Distribuito dalla fedele label Islands e prodotto da Chris Thomas, al fianco di George Martin nella produzione del beatlesiano “White Album” e tecnico al mix per i Pink Floyd in The Dark Side of the Moon, “Siren” viene registrato negli AIR Studios di Londra nell’estate del 1975 sotto la supervisione di Steve Nye, fondatore della Penguin Cafè Orchestra e futuro mentore dei Japan e David Sylvian. Perso per strada Brian Eno, decisamente più interessato a perpetrare i suoi eccentrici studi su nuove tecniche di registrazione e musica d’ambiente che a stare sul palco, a partire da “Stranded” (1973) alla line-up originaria composta da Bryan Ferry (voce e tastiere), Phil Manzanera (chitarre), Andy Mackay (oboe e sax) e Paul Thompson (batteria) si sono andati ad aggiungere due esperti musicisti provenienti dall’area progressive d’oltremanica, Eddie Jobson (tastiere e strumenti a corda) e Paul Gustafson (basso), rispettivamente reduci dalle esperienze con Curved Air e Quatermass.
Rumore di passi sullo sterrato, un potente motore che inizia a ruggire. Sulle ipnotiche linee dello strumento di Gustafson prende corpo l’esplosivo groove di Love is the Drug, traccia di apertura di “Siren” caratterizzata da una energica spinta funk (non a caso il chitarrista newyorkese Nile Rodgers si ispirerà al trascinante giro di basso nei futuri successi targati Chic). Il brano scelto come singolo apripista raggiunge in ben poco tempo la piazza d’onore delle UK Charts e riesce persino nell’impresa di farsi apprezzare nella Billboard d’oltreoceano.

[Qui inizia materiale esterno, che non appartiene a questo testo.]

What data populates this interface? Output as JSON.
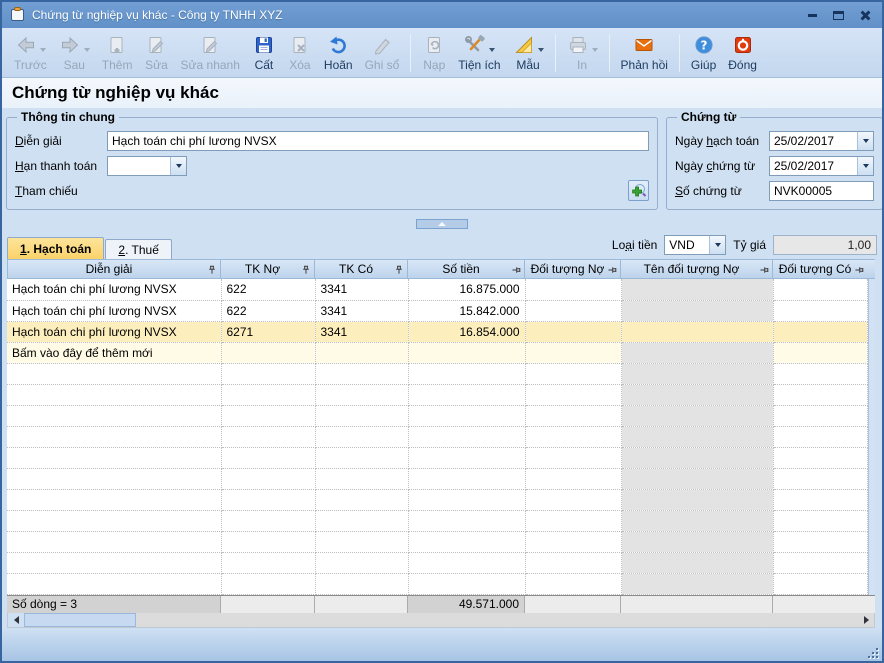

La superba vena creativa di Ferry e soci dimostra di non essersi minimamente smarrita all’atto della collocazione nel cassetto degli abiti sgargianti e dei lustrini della prima ora e le nuove composizioni sembrano allontanarsi sempre più dalle elucubrazioni e le sperimentazioni con Eno. “Siren” è pop di eccelsa fattura, o per meglio dire Art-Pop, ben combinato con soul, funk, rock ed elettronica, il tutto confezionato con una raffinatezza unica, tipica del manierismo dandy del leadership della band.
Così, se da un lato la tracklist custodisce ballad e atmosfere tipiche del repertorio di Ferry come la nostalgica End of Line, Just Another High o Sentimental Fool (preceduta da un convulso intro di stampo psichedelico), non meno interessanti appaiono le incursioni nella disco-funk di She Sells o il forsennato incedere quasi hard rock di Whirlwind, traccia nella quale la scena è dominata dalla sei corde di Manzanera. Poco importa se brani come Could It Happen To Me? sembrano talvolta cadere in una eccessiva leziosità, o come Nightingale ripercorrere cliché particolarmente collaudati e prevedibili. È Both Ends Burning il fiore all’occhiello dell’album; l’innovativo sound di estrazione sintetica, il testo introspettivo e quel retrogusto sofisticato e decadente della recita rappresentano un embrionale esempio di new romantic ante litteram. In anticipo di un lustro sui vari Simon Le Bon, Midge Ure e Tony Hadley, i Roxy Music redigono l’elegante cartolina di un movimento di cui saranno eletti ammirati portabandiera e nel quale, volenti e nolenti, saranno risucchiati nella loro stagione conclusiva (si ascolti Flesh + Blood” del 1980). Dal glam alla new wave, dal rock’n’roll all’art-pop passando per il funk. Ogni disco dei Roxy Music merita la sua dovuta dose di attenzione, soprattutto se sulla copertina è presente una sirena dai boccoli dorati.